Berikut daftar terbaru status negara terkait izin melintas di Selat Hormuz per 28 Maret 2026:

1. Indonesia – Menunggu Kesiapan Teknis
Indonesia sudah mendapat pertimbangan positif dari Iran terkait keamanan. Namun kapal tanker Pertamina masih menunggu kesiapan teknis seperti asuransi dan kru sebelum bisa melintas.
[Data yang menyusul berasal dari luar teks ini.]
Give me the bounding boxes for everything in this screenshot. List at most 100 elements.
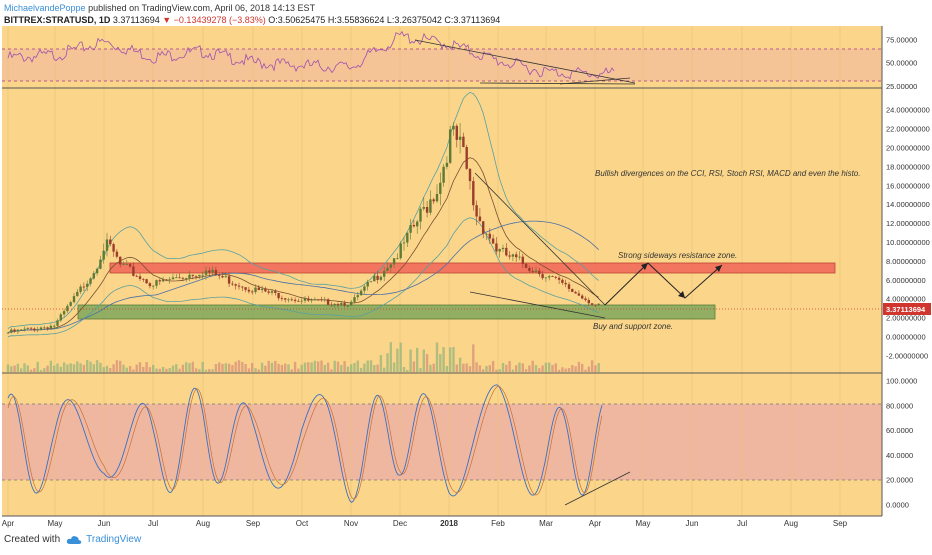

Baca Juga: Malaysia Bela Palestina dan Iran, Tangkap 8 Warga Israel yang Nyasar karena AI

2. Pakistan – Diizinkan
Kapal tanker jenis Aframax bernama Karachi dilaporkan berhasil keluar dari wilayah Teluk melalui rute yang telah ditentukan.

3. India – Diizinkan
Dua kapal tanker gas minyak cair (LPG) India berhasil melanjutkan perjalanan setelah adanya komunikasi antarnegara.

4. China – Diizinkan
China mendapatkan jaminan keamanan dari Teheran. Meski begitu, dua kapal sempat menunda keberangkatan pada 28 Maret 2026 karena alasan operasional.

5. Turki – Diizinkan
Armada tanker Turki memperoleh persetujuan langsung dari otoritas Iran untuk melintas di perairan tersebut.

6. Malaysia – Diizinkan
Malaysia saat ini tengah memproses pemulangan armada kapal tanker beserta pekerjanya agar dapat kembali beroperasi normal.

7. Spanyol – Diizinkan
Spanyol menjadi satu-satunya negara Eropa yang mendapat izin, karena dinilai mematuhi hukum internasional dan tidak berafiliasi dengan pihak yang bermusuhan dengan Iran.